Left: art by Wanda Ewing (black/white sihlouette and punching-bag figure), alongside my drawings and body prints. *Wanda Ewing (1970-2013) was a significant artist to many and to me, personally and artistically. I am thrilled to own some of her work and brought some along for this show.
Sally Brown is an artist, curator and writer currently based in Morgantown. Her artwork, including drawing, painting and performance, explores womanhood, motherhood and the body. She has exhibited her work in spaces nationally and in the UK. She has won two awards for illustration for Intimates and Fools and Leaves of Absence, both with poetry by Laura Madeline Wiseman. Her writing has been published in Hyperallergic, Women’s Art Journal and Artslant, among others.
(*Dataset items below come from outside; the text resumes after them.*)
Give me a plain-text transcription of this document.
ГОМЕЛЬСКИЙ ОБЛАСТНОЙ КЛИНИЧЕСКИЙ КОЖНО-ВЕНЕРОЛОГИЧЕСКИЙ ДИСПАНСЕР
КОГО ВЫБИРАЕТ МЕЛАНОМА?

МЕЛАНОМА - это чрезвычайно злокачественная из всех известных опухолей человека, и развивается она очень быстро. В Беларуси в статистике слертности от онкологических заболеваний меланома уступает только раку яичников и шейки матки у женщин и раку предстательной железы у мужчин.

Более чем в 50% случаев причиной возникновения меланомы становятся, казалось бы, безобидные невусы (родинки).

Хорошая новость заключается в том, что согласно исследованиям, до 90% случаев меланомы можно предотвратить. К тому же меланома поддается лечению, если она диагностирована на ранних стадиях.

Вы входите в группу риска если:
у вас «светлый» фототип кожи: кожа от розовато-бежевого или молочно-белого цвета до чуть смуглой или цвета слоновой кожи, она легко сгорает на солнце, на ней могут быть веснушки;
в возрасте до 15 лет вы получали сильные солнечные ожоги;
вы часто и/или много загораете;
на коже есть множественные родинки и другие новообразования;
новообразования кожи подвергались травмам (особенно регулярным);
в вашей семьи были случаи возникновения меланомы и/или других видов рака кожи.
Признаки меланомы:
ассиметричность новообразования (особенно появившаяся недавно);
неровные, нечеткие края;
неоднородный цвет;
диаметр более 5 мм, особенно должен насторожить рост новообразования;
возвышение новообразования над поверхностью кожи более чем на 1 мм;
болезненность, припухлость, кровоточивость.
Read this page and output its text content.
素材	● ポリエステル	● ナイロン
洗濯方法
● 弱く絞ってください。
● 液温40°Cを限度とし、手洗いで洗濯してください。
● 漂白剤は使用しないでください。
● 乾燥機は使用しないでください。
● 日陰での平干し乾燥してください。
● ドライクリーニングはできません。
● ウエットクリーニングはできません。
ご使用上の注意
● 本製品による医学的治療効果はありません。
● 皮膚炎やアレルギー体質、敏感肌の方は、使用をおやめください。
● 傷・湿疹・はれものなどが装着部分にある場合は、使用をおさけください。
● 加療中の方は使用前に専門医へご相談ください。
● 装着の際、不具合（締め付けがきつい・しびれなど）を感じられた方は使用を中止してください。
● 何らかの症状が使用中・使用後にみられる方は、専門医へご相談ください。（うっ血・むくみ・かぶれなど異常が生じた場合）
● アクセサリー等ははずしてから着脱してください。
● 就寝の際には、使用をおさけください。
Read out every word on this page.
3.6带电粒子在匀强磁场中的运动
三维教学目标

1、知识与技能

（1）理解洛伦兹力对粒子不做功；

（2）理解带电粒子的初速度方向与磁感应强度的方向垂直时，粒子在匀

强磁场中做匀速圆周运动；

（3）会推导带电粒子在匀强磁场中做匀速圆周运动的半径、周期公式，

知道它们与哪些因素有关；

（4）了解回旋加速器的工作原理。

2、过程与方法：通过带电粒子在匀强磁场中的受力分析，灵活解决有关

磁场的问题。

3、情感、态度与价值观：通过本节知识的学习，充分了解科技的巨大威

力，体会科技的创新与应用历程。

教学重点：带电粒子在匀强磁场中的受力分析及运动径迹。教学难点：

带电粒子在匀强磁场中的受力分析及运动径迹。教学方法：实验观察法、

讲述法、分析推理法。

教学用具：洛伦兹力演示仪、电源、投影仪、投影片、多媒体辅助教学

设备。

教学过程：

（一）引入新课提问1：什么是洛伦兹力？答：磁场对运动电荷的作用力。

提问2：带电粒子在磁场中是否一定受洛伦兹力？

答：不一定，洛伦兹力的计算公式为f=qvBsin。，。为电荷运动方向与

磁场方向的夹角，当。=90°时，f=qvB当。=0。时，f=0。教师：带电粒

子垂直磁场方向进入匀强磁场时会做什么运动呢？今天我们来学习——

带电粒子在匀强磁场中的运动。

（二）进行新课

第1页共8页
She has curated group shows in Omaha, Nashville, Pittsburgh, Morgantown and Lubbock, TX. She holds a Bachelor of Arts-Studio Art, a Master of Public Administration and Master of Arts- Art History and Feminist Theory. She is a former member of the College Art Association National Committee on Women in the Arts, edited the online journal Les Femmes Folles, and currently serves as Exhibits Coordinator for West Virginia University Libraries.